The English department’s New Writing Series had its first post-spring break session Thursday with a visit from poet James Wagner.
Wagner is a highly praised newcomer to the art, earning positive notices from the likes of contemporary American poets Lisa Jarnot and Ron Silliman. His 2003 book, “The False Sun Recording” earned a blurb from poet Robert Creeley:
“At a time of extraordinary displacement and global confusion, these insistently sane poems manage a remarkable interaction of viable realities, of multiple twists, turns and provisions of language’s singular instrument … Each word takes its own step, as it must, toward recognition,” Creeley wrote.
Along with “False Sun,” Wagner has published “Trilce” and most recently “Geisttraum (Tales from the Germans).” His work has also appeared in several publications, including Abraham Lincoln, Fence, SPD Today, Spring Formal, West Wind Review and Zoland Poetry.
Wagner read several poems from his books and collections, including some he is still fine-tuning.
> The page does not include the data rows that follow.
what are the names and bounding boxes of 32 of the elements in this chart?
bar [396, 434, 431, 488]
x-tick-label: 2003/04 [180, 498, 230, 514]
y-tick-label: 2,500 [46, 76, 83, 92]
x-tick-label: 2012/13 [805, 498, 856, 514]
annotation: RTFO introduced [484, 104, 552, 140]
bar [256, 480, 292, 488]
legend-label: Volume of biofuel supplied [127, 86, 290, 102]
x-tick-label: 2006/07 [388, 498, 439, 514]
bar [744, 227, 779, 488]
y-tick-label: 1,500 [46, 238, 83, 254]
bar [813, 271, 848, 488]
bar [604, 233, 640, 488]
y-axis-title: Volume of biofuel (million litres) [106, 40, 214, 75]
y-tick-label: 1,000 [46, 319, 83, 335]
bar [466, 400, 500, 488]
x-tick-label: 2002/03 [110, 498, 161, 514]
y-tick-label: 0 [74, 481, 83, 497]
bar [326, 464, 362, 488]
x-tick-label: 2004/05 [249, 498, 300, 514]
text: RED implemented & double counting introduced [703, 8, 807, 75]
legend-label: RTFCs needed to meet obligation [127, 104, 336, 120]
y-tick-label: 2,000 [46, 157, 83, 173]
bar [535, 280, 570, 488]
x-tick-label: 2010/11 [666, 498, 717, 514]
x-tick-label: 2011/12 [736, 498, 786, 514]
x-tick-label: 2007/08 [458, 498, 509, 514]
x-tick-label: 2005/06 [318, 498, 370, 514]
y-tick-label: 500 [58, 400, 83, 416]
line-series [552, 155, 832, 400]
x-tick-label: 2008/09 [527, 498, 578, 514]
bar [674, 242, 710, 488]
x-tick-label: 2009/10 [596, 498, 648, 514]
The “insistent sanity” Creeley noted was on full display.
For all of Wagner’s obtuse observations and flights of linguistic fancy, his work could still be tethered to the ground in a way that’s hard to put a finger on.
Aiding this notion was Wagner’s desert-dry wit. He often interjected quick comments between readings, such as noting after one particularly dour piece, “Well that’s some heavy stuff.”
Wagner seemed to be in control at all times, poised and clear spoken. His ability to take the reader on a chaotic yet safe journey into experimental poetics is something to admire.
During the usual question and answer session, Wagner elaborated on his Buddhist studies and the use of meditation before approaching a piece.
“Your mind is empty and so open at the same time,” he said. “It really allows for a more focused process.”
He also brought up his experience with autohypnosis, citing the event as a major turning point for him creatively.
“Before that,” Wagner claimed, “I was fumbling in the dark.”
Wagner also discussed his tinkering with homophonic translation, a technique he used to translate Cesar Vallejo’s “Trilce” into English. Instead of accurately translating Vallejo’s work, he picked up the sounds of the foreign language and cobbled them into English words. For example: “Zombie” becomes the German “Zahnweh,” meaning “toothache.” The whole ordeal is just as complicated to describe as it is to execute and Wagner should be applauded for using such offbeat tools.
The New Writing Series will continue on Thursday with a visit from Rosemarie Waldrop for the annual Milton Ellis Memorial Reading, beginning at 4:30 p.m. in Soderberg Auditorium. Admission is free, but seating is limited.